To be sure, validating these claims is hard without a free press. In 2004, reporter Deyda Hydara was mysteriously gunned down after criticizing Jammeh’s regime. The president’s tight grip on the media also allows him to indulge his penchant for self-promotion. The newspapers report various honors: Jammeh being named the Pride and Champion of African Democracy, for instance, or his winning from President Barack Obama a “Platinum Award.” Neither exists outside Jammeh’s nightmare-scape.

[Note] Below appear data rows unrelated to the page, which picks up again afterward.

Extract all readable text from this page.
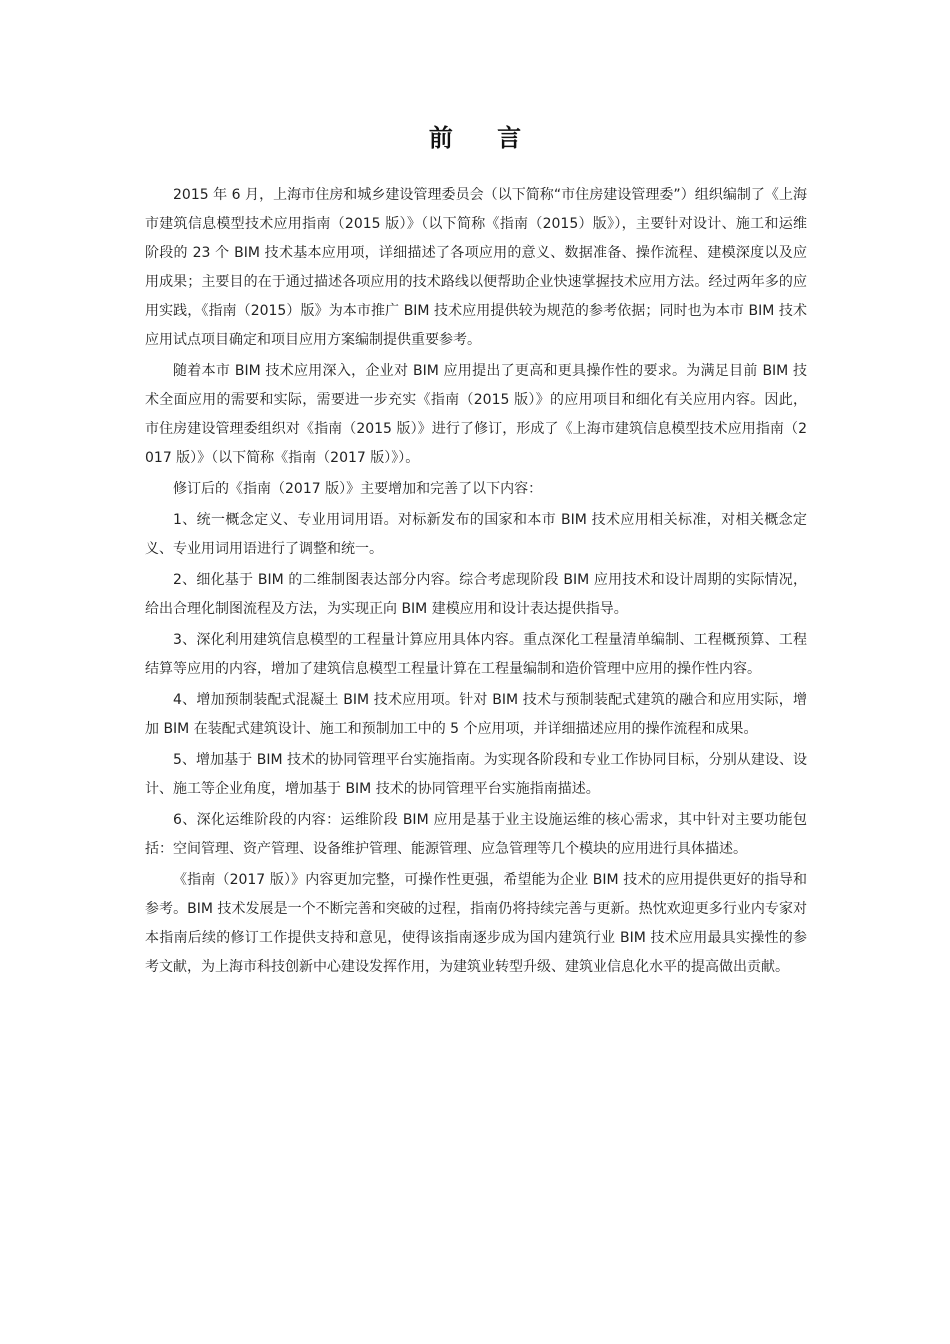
前 言

2015 年 6 月，上海市住房和城乡建设管理委员会（以下简称“市住房建设管理委”）组织编制了《上海市建筑信息模型技术应用指南（2015 版）》（以下简称《指南（2015）版》），主要针对设计、施工和运维阶段的 23 个 BIM 技术基本应用项，详细描述了各项应用的意义、数据准备、操作流程、建模深度以及应用成果；主要目的在于通过描述各项应用的技术路线以便帮助企业快速掌握技术应用方法。经过两年多的应用实践，《指南（2015）版》为本市推广 BIM 技术应用提供较为规范的参考依据；同时也为本市 BIM 技术应用试点项目确定和项目应用方案编制提供重要参考。

随着本市 BIM 技术应用深入，企业对 BIM 应用提出了更高和更具操作性的要求。为满足目前 BIM 技术全面应用的需要和实际，需要进一步充实《指南（2015 版）》的应用项目和细化有关应用内容。因此，市住房建设管理委组织对《指南（2015 版）》进行了修订，形成了《上海市建筑信息模型技术应用指南（2017 版）》（以下简称《指南（2017 版）》）。

修订后的《指南（2017 版）》主要增加和完善了以下内容：

1、统一概念定义、专业用词用语。对标新发布的国家和本市 BIM 技术应用相关标准，对相关概念定义、专业用词用语进行了调整和统一。

2、细化基于 BIM 的二维制图表达部分内容。综合考虑现阶段 BIM 应用技术和设计周期的实际情况，给出合理化制图流程及方法，为实现正向 BIM 建模应用和设计表达提供指导。

3、深化利用建筑信息模型的工程量计算应用具体内容。重点深化工程量清单编制、工程概预算、工程结算等应用的内容，增加了建筑信息模型工程量计算在工程量编制和造价管理中应用的操作性内容。

4、增加预制装配式混凝土 BIM 技术应用项。针对 BIM 技术与预制装配式建筑的融合和应用实际，增加 BIM 在装配式建筑设计、施工和预制加工中的 5 个应用项，并详细描述应用的操作流程和成果。

5、增加基于 BIM 技术的协同管理平台实施指南。为实现各阶段和专业工作协同目标，分别从建设、设计、施工等企业角度，增加基于 BIM 技术的协同管理平台实施指南描述。

6、深化运维阶段的内容：运维阶段 BIM 应用是基于业主设施运维的核心需求，其中针对主要功能包括：空间管理、资产管理、设备维护管理、能源管理、应急管理等几个模块的应用进行具体描述。

《指南（2017 版）》内容更加完整，可操作性更强，希望能为企业 BIM 技术的应用提供更好的指导和参考。BIM 技术发展是一个不断完善和突破的过程，指南仍将持续完善与更新。热忱欢迎更多行业内专家对本指南后续的修订工作提供支持和意见，使得该指南逐步成为国内建筑行业 BIM 技术应用最具实操性的参考文献，为上海市科技创新中心建设发挥作用，为建筑业转型升级、建筑业信息化水平的提高做出贡献。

Obama did shake hands with him once — which Jammeh likes to use as evidence of the leaders’ closeness. And the U.S. hasn’t much pressured the regime: It has charged those coup perpetrators, after all, under the auspices of the Gambia being a “friendly nation,” and has stomached the alleged kidnapping of two American citizens, in 2013, by Gambia’s National Intelligence Agency. (Their whereabouts remain unknown.) Sometimes the U.S. issues outraged statements. But “if we can’t do anything about this isolated country with no economic ties to us, where will we? He’s the lowest hanging fruit,” says Smith.
For now, Jammeh continues to act with impunity. Absent a successful coup or some burst of energy from the international community, the 2016 election will likely see Jammeh re-elected with a vast, fraudulent majority — just like the last election, and the one before that, and the one before that. In the meantime, human rights advocates say that Jammeh’s grip has tightened since December’s foiled coup. Some 30 family members and acquaintances of the coup leaders have been detained without charges, some of them as young as 14, and François Patuel, a campaigner at Amnesty International, says the organization worries that “repression will intensify.”
Last year in the Gambia, a bit of hope appeared when members of the U.N.’s Human Rights Council were allowed into the country to investigate. Alas, they were forbidden to enter its detention centers. As Patuel puts it, “With Jammeh, it’s always one step forward, three steps back.